When that film ended, he began a twelve-year stint with Eric Larson, working on a variety of projects including The Wonderful World of Color television series, The Sword in the Stone, Mary Poppins, The Jungle Book, and The Aristocats.
Inspired by a Disneyland Records Christmas album, Mattinson decided to be bold, and pitched an idea for a film version to Ron Miller, then head of the Studio.
Miller agreed with Burny’s idea, assigning the animator to direct 1983’s Mickey’s Christmas Carol, which returned Mickey Mouse to the silver screen for the first time in 30 years. This success led to his contribution as producer and director on The Great Mouse Detective.
He continued to contribute to animated classics as Beauty and the Beast, Aladdin, The Lion King, Pocahontas, The Hunchback of Notre Dame, and Mulan.

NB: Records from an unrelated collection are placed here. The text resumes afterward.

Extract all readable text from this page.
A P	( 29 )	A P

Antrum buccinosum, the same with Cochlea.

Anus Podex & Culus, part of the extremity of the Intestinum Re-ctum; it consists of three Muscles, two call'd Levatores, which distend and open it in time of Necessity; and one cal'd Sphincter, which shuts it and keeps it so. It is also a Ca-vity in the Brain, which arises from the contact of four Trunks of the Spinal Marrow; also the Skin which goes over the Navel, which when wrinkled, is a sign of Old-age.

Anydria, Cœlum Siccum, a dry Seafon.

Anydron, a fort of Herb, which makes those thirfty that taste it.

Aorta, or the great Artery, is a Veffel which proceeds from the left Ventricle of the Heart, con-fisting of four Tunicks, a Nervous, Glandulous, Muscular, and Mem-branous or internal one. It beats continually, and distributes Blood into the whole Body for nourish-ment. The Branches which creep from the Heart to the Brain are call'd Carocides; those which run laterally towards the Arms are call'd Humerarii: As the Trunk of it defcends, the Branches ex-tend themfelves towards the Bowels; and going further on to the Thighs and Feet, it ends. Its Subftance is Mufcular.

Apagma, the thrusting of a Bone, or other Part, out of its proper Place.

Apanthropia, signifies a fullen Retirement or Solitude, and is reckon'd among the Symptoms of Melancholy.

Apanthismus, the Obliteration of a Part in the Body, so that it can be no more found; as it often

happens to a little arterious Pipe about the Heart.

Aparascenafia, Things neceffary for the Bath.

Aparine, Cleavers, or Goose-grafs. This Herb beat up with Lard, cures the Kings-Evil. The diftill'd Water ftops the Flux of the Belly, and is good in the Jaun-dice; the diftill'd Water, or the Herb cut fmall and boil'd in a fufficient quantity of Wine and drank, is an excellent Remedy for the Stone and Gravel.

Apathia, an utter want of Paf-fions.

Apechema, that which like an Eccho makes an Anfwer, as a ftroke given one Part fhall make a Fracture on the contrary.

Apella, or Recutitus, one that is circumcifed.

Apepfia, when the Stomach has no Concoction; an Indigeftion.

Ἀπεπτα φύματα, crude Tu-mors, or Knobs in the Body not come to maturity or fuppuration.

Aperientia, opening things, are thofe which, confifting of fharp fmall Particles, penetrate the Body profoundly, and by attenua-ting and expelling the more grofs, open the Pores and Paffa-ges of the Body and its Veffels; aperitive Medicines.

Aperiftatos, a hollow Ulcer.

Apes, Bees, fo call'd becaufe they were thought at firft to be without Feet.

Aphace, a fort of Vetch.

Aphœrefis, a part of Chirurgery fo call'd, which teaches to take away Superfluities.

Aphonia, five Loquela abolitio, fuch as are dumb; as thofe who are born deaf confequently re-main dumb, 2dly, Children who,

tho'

His most recent project was 2022’s Strange World.
“Animation is 75 percent thinking and 25 percent drawing,” Mattinson once said. “Everything must be carefully thought out first. Our animators not only have to think like actors but also figure out how to get that performance across on paper and on the screen. Our characters pause to think and connive. You can see it in their eyes.”
Mattinson was named a Disney Legend in 2008.
His Final Legacy
Burny Mattinson was the longest-serving cast member in the history of The Walt Disney Company, and was the last full-time Walt Disney Studios employee who had worked at the company when Walt Disney still ran it.

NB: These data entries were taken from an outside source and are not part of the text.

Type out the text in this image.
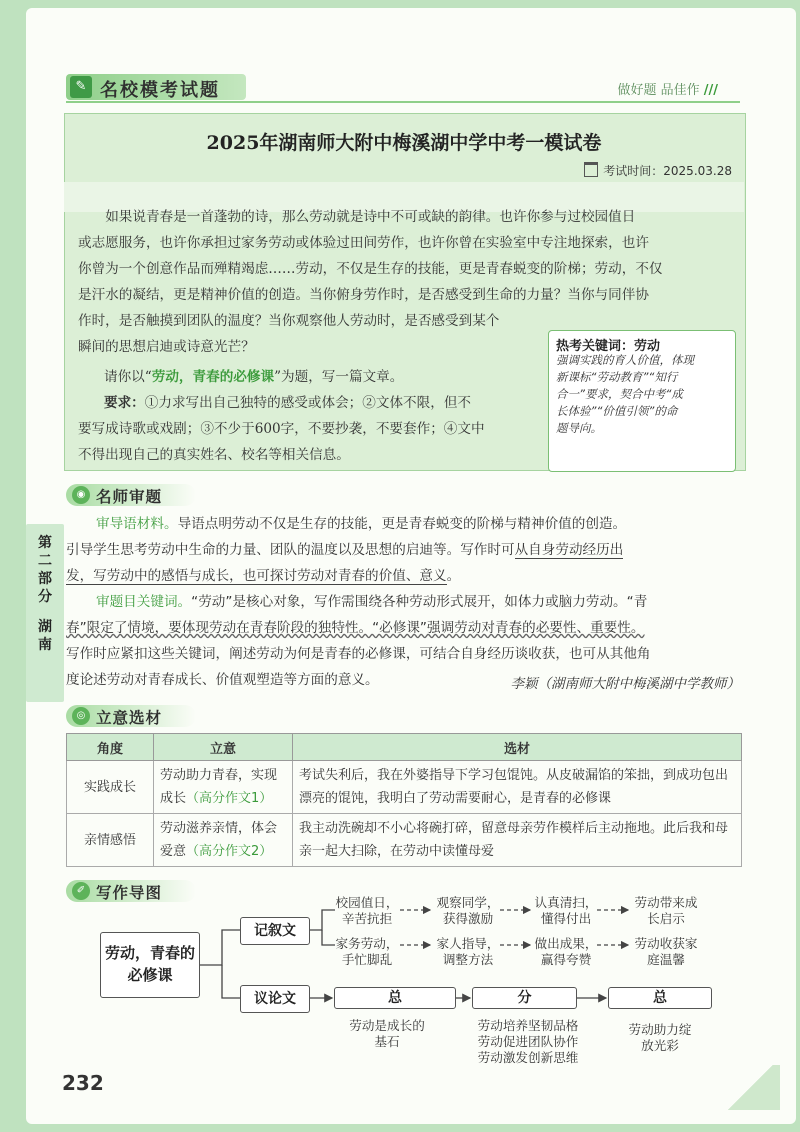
✎ 名校模考试题	做好题 品佳作 ///
2025年湖南师大附中梅溪湖中学中考一模试卷
考试时间：2025.03.28
如果说青春是一首蓬勃的诗，那么劳动就是诗中不可或缺的韵律。也许你参与过校园值日
或志愿服务，也许你承担过家务劳动或体验过田间劳作，也许你曾在实验室中专注地探索，也许
你曾为一个创意作品而殚精竭虑……劳动，不仅是生存的技能，更是青春蜕变的阶梯；劳动，不仅
是汗水的凝结，更是精神价值的创造。当你俯身劳作时，是否感受到生命的力量？当你与同伴协
作时，是否触摸到团队的温度？当你观察他人劳动时，是否感受到某个
瞬间的思想启迪或诗意光芒？
请你以“劳动，青春的必修课”为题，写一篇文章。
要求：①力求写出自己独特的感受或体会；②文体不限，但不
要写成诗歌或戏剧；③不少于600字，不要抄袭，不要套作；④文中
不得出现自己的真实姓名、校名等相关信息。
热考关键词：劳动
强调实践的育人价值，体现
新课标“劳动教育”“知行
合一”要求，契合中考“成
长体验”“价值引领”的命
题导向。
第
二
部
分
湖
南
◉ 名师审题
审导语材料。导语点明劳动不仅是生存的技能，更是青春蜕变的阶梯与精神价值的创造。
引导学生思考劳动中生命的力量、团队的温度以及思想的启迪等。写作时可从自身劳动经历出
发，写劳动中的感悟与成长，也可探讨劳动对青春的价值、意义。
审题目关键词。“劳动”是核心对象，写作需围绕各种劳动形式展开，如体力或脑力劳动。“青
春”限定了情境，要体现劳动在青春阶段的独特性。“必修课”强调劳动对青春的必要性、重要性。
写作时应紧扣这些关键词，阐述劳动为何是青春的必修课，可结合自身经历谈收获，也可从其他角
度论述劳动对青春成长、价值观塑造等方面的意义。	李颖（湖南师大附中梅溪湖中学教师）
◎ 立意选材
角度	立意	选材
实践成长	劳动助力青春，实现成长（高分作文1）	考试失利后，我在外婆指导下学习包馄饨。从皮破漏馅的笨拙，到成功包出漂亮的馄饨，我明白了劳动需要耐心，是青春的必修课
亲情感悟	劳动滋养亲情，体会爱意（高分作文2）	我主动洗碗却不小心将碗打碎，留意母亲劳作模样后主动拖地。此后我和母亲一起大扫除，在劳动中读懂母爱
✐ 写作导图
劳动，青春的必修课
记叙文
议论文
校园值日，辛苦抗拒
观察同学，获得激励
认真清扫，懂得付出
劳动带来成长启示
家务劳动，手忙脚乱
家人指导，调整方法
做出成果，赢得夸赞
劳动收获家庭温馨
总	分	总
劳动是成长的基石
劳动培养坚韧品格
劳动促进团队协作
劳动激发创新思维
劳动助力绽放光彩
232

He was due to receive his 70th anniversary service award – the first ever for The Walt Disney Company – on June 4, 2023.
“Burny was the Renaissance man of Disney Animation,” said legendary Disney animator Eric Goldberg, a close friend and colleague of Mattinson’s. “He literally did everything that could be done at the studio—assistant animator, animator, story artist, producer, and director of many films that made an indelible mark on our collective appreciation of the Disney ethos. He was also, when he started, traffic boy to Walt, giving Walt his weekly spending cash.”
Burny Mattinson is survived by his wife, Ellen Siirola; his son, Brett Mattinson, and his wife, Kelly, and their two children; and his daughter, Genny, her husband Larry Ellena, and their two children.
Funeral services will be private, and he will be laid to rest at Forest Lawn, Hollywood Hills. In lieu of flowers, donations can be made to the MPTF (Motion Picture and Television Fund) in Woodland Hills, California.